40 Years Later
Today, as the world remembers those whose lives were taken during the terrorist attack in New York City, D.C. and flight 93 in 2001, there are millions of Chileans that remember their loved ones who were killed and tortured 40 years ago during the hostile military takeover of the Salvador Allende administration.
For the past two weeks, on TVN (Television Nacional de Chile), they have been showing documentaries of what happened on September 11th, 1973 as well as interviews with family members of those killed under the Pinochet regime, many were suspected of being communist or leftist. We also watched and listen to 100’s of people talk about what they saw and where they are now 40 years later, but what was most interesting to me in these past two weeks, was hearing my mom talk about her experience.
“One night, I crawled on my hands and knees onto the balcony in the house I worked in, below was la Calle Providencia, I was scared but I wanted to see what was happening. I peeked over and saw a small group of men and women who had been caught after curfew hours by the military. I could see the soldiers speaking to the group. I then saw the group run, run away from the military. I thought, okay, the soldiers told them to run home. Instead, the soldiers opened fire on them from behind as they ran, killing them all”. This story was once told to me with tears in her eyes, evidently being one of the most traumatic events she had witnessed in her life. My mother told me this story again a couple of days ago, no longer with tears in her eyes, but with a sense of relief. As if with every word she felt more empowered. She feels that now, after 40 years, that her friends, those who were killed and tortured, will get finally get justice. This was just one of the many experiences my mom can recall.
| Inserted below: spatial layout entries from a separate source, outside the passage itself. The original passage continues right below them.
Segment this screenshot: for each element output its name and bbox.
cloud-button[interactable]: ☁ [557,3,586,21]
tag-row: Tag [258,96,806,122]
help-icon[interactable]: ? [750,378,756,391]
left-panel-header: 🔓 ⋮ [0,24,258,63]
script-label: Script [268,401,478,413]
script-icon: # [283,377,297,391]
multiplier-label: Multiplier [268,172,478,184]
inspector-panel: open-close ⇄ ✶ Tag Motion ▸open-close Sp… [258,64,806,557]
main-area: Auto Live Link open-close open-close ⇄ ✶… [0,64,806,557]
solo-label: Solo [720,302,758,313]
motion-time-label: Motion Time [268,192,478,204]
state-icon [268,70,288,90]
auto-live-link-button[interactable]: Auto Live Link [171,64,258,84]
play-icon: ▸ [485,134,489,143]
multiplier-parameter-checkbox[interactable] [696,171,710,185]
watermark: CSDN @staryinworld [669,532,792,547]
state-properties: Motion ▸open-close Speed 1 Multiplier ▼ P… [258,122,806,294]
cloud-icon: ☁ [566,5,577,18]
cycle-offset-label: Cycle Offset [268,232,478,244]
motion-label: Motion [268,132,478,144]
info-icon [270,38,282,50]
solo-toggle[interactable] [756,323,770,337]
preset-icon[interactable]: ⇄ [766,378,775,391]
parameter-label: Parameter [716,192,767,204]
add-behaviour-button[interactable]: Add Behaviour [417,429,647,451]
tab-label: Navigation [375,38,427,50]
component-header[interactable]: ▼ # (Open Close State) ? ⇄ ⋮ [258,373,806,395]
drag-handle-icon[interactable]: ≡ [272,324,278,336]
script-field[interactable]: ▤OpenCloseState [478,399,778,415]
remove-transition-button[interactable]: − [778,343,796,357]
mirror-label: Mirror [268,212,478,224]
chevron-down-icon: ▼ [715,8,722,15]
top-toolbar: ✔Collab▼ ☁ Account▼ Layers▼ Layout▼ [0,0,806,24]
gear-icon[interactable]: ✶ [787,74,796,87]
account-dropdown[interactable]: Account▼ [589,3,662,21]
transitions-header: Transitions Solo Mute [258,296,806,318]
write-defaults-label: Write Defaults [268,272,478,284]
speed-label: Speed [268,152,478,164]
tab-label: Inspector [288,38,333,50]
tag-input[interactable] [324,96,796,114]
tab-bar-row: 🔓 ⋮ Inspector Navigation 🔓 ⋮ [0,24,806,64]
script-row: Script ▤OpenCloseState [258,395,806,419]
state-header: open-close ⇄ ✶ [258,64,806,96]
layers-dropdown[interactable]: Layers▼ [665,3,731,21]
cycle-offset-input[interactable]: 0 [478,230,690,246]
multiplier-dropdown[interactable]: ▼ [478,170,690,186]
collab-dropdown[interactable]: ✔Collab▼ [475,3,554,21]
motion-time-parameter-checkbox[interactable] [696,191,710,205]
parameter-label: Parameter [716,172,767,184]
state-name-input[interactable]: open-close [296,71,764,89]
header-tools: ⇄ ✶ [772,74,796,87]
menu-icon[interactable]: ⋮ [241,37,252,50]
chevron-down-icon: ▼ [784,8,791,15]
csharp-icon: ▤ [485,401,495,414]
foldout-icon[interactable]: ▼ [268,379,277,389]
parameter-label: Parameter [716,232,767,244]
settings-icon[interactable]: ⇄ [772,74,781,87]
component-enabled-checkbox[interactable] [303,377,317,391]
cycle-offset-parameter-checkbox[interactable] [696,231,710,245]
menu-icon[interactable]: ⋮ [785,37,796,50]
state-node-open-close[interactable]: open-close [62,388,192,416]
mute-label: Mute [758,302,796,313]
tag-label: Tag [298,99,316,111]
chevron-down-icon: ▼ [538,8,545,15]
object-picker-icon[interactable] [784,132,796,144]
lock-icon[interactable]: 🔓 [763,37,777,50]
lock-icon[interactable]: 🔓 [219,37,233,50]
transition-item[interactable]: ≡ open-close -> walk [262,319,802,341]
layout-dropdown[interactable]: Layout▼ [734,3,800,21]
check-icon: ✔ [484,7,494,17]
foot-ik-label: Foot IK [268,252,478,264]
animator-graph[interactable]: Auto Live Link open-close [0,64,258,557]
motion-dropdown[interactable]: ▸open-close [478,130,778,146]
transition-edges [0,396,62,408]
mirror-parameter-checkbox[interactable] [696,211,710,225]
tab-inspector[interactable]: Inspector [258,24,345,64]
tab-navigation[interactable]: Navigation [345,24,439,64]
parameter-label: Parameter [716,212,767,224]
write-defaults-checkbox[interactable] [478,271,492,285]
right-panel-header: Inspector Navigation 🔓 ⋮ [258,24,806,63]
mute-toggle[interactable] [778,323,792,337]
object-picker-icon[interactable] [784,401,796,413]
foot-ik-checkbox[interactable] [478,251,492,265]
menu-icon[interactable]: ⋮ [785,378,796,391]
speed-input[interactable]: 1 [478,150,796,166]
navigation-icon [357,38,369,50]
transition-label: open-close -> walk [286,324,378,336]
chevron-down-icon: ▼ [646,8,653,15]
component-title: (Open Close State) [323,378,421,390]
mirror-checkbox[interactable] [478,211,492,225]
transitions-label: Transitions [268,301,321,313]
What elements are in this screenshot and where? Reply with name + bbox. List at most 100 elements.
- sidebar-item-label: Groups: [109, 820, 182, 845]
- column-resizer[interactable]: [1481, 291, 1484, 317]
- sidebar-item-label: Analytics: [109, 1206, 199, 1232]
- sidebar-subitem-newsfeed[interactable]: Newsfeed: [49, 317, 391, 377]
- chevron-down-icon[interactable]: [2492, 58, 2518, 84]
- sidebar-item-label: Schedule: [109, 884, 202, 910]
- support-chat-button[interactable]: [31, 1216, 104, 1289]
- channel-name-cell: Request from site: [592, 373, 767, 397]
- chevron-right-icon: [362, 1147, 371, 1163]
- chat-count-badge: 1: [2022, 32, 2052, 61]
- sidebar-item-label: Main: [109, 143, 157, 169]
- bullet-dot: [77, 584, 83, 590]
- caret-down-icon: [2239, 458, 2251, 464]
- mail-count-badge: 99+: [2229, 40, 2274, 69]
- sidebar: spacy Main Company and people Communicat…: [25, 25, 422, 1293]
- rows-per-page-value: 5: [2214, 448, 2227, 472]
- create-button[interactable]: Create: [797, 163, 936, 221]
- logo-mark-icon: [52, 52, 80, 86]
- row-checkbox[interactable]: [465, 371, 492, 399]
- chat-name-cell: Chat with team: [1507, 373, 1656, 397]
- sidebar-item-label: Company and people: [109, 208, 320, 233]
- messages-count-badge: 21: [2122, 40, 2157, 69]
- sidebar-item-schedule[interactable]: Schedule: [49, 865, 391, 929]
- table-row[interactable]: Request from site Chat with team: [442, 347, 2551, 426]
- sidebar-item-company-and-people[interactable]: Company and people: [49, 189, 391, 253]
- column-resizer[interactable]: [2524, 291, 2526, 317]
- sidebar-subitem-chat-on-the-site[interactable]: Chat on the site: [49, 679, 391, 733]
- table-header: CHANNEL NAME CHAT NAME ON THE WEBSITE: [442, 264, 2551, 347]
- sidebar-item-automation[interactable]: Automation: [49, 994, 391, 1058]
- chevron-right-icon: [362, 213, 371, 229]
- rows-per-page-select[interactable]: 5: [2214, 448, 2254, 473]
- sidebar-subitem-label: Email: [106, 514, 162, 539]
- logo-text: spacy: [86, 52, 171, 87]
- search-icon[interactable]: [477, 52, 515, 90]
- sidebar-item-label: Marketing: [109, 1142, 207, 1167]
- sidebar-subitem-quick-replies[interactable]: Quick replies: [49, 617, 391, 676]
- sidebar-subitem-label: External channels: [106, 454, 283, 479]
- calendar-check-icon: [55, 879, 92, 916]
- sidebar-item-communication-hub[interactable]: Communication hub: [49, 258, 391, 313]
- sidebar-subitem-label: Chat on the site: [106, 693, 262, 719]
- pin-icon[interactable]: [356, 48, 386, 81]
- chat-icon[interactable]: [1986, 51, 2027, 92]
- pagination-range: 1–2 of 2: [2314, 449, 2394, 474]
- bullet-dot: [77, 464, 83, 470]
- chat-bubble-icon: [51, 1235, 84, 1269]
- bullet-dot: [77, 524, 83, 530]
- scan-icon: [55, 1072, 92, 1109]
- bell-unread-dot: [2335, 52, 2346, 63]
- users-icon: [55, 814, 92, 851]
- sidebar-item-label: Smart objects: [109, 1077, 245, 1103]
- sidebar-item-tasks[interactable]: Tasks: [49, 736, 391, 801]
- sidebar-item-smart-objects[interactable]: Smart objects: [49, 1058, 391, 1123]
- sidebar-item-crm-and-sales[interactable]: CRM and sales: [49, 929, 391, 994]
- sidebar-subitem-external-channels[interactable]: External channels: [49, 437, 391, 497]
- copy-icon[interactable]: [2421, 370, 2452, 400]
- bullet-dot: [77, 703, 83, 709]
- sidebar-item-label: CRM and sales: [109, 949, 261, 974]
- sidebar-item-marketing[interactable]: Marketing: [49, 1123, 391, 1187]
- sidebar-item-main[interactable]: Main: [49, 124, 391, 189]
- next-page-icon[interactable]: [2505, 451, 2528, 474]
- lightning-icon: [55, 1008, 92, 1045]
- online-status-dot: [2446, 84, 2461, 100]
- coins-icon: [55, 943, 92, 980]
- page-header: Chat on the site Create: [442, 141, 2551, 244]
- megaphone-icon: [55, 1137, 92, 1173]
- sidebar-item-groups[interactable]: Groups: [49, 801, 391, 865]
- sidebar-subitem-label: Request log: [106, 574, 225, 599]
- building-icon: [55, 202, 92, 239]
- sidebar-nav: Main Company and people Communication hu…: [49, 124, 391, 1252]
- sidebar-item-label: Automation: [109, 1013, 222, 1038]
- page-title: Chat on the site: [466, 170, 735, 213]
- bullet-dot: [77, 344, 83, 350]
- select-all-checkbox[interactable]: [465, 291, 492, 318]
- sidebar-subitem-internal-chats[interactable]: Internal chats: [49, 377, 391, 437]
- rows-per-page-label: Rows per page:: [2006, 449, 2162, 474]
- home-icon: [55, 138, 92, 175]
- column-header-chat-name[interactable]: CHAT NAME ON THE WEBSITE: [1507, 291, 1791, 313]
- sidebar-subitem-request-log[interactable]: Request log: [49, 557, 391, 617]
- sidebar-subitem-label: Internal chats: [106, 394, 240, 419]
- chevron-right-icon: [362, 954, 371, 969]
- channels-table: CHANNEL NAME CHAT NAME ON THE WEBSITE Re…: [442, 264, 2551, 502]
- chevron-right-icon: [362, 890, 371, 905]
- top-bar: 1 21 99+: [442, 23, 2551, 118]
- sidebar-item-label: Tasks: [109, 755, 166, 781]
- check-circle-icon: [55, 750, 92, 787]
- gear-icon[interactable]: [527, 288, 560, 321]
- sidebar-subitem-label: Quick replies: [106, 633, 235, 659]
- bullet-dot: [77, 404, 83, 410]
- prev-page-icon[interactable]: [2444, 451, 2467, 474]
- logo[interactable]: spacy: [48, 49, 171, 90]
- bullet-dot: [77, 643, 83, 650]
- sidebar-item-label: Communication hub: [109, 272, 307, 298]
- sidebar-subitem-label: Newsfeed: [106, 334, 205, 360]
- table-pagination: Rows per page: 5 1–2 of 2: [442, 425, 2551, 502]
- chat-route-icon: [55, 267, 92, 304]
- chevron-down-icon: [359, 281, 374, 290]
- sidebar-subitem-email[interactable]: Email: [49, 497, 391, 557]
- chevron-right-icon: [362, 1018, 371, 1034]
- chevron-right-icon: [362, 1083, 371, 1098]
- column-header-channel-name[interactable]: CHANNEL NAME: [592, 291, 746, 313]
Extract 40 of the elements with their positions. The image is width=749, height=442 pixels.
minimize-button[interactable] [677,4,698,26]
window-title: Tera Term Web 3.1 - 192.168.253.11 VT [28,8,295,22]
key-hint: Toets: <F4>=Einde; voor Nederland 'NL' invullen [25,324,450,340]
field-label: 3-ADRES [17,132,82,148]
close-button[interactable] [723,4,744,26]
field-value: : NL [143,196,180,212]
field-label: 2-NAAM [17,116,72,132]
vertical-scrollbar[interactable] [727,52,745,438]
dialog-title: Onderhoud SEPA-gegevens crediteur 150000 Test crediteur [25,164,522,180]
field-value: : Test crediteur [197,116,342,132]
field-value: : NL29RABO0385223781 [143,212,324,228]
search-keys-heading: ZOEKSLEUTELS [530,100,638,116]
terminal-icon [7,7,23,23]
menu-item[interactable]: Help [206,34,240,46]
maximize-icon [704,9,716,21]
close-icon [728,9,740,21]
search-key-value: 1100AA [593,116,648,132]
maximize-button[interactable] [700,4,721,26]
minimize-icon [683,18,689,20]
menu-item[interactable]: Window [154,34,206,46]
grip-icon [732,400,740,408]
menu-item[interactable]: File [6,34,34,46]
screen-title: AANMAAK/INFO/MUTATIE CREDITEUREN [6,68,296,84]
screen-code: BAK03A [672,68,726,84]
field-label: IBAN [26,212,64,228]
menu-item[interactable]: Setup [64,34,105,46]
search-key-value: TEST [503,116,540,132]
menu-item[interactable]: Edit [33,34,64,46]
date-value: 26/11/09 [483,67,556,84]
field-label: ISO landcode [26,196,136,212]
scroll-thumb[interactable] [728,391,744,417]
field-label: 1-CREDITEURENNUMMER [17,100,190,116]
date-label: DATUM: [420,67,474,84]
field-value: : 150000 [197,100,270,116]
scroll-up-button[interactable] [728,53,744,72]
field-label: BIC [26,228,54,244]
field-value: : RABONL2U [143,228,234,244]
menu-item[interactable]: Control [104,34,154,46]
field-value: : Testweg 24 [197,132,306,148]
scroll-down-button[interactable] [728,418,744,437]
My father on the other hand, has not been able to vocalize what he experienced with the exception of one story. “It was chilly in the morning. I was cold. I can’t remember who gave me this blanket, but I had one. I woke that morning, like many other mornings to a voice, the voice of a little girl. I couldn’t see clearly. I had not washed my face in days. I could make out the silhouette of her small body outside the stadium gates and she’d yell “Papito Juan”. As if hoping that her daddy will hear her and he’d yell back, I’m here! After, several times, all those around me knew who Juan was, because every time we heard that voice, a man would get up and walked away from the voice, sit down and weep. We just didn’t know if we were going to get out of here alive”. My father tells this story only when he’s drunk, which is not that often. Watching him tell this story gives me goose bumps. He tells it crying as he tries to mimic the yell of that little girl. Unfortunately, that voice will forever haunt him the same way her actions will forever haunt me.
Today, my thoughts are with all those men and women who were killed and tortured, with all the grandmothers that walk the streets in silence, not knowing where their grandchildren are or what they look like or the thoughts of walking past them and not recognizing them. I’ll think about all the families who don’t know where the bodies of their love ones rest. I’ll think about those babies who are now adults and demand justice for the murder of their mothers and fathers. I’ll think about a generation that will demand to live in a just world.